Abate Fabio · Ständerat · 2019-06-13
Abate Fabio · Ständerat · Tessin · FDP-Liberale Fraktion · 2019-06-13
Wortprotokoll
Das Problem ist bekannt: Die italienischen Steuerbehörden haben direkt am Sitz einiger unserer Banken um Informationen zu grenzüberschreitenden Finanzgeschäften ersucht - und setzten ihnen eine Frist von 20 Tagen. Nun habe ich die Stellungnahme des Bundesrates gelesen und kann vor dem Bundespräsidenten meine Enttäuschung nicht verstecken.
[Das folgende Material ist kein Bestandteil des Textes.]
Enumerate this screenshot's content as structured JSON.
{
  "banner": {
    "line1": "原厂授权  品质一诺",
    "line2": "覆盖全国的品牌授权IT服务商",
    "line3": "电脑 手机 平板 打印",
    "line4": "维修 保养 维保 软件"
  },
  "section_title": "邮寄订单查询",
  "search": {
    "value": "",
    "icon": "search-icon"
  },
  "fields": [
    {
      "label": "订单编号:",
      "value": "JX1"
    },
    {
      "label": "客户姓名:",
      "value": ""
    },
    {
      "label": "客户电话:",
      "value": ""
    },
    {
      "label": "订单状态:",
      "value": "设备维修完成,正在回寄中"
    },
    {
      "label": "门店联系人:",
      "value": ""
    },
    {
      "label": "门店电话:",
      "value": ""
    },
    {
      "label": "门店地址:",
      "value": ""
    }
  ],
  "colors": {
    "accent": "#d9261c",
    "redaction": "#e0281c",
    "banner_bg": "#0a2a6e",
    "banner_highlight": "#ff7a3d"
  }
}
Sie schreiben: "Der Versand des Fragebogens durch die italienischen Steuerbehörden stellt kein Amtshilfegesuch im Sinn des geltenden Rechts dar und erforderte infolgedessen keinen Einbezug der Eidgenössischen Steuerverwaltung." Am Ende lese ich dann: "Das Staatssekretariat für internationale Finanzfragen hat seine italienischen Amtskollegen auf die gesetzlichen Verpflichtungen nach Schweizer Recht hinsichtlich bestimmter Aspekte, die in den Fragebögen der italienischen Steuerbehörden angesprochen werden, hingewiesen."
Meine erste Frage ist: Welches sind diese Aspekte? Und die Hauptfrage ist: Die Banken warten auf ein Signal unserer Behörde; was müssen wir tun? Was empfehlen Sie unseren Banken in dieser Angelegenheit?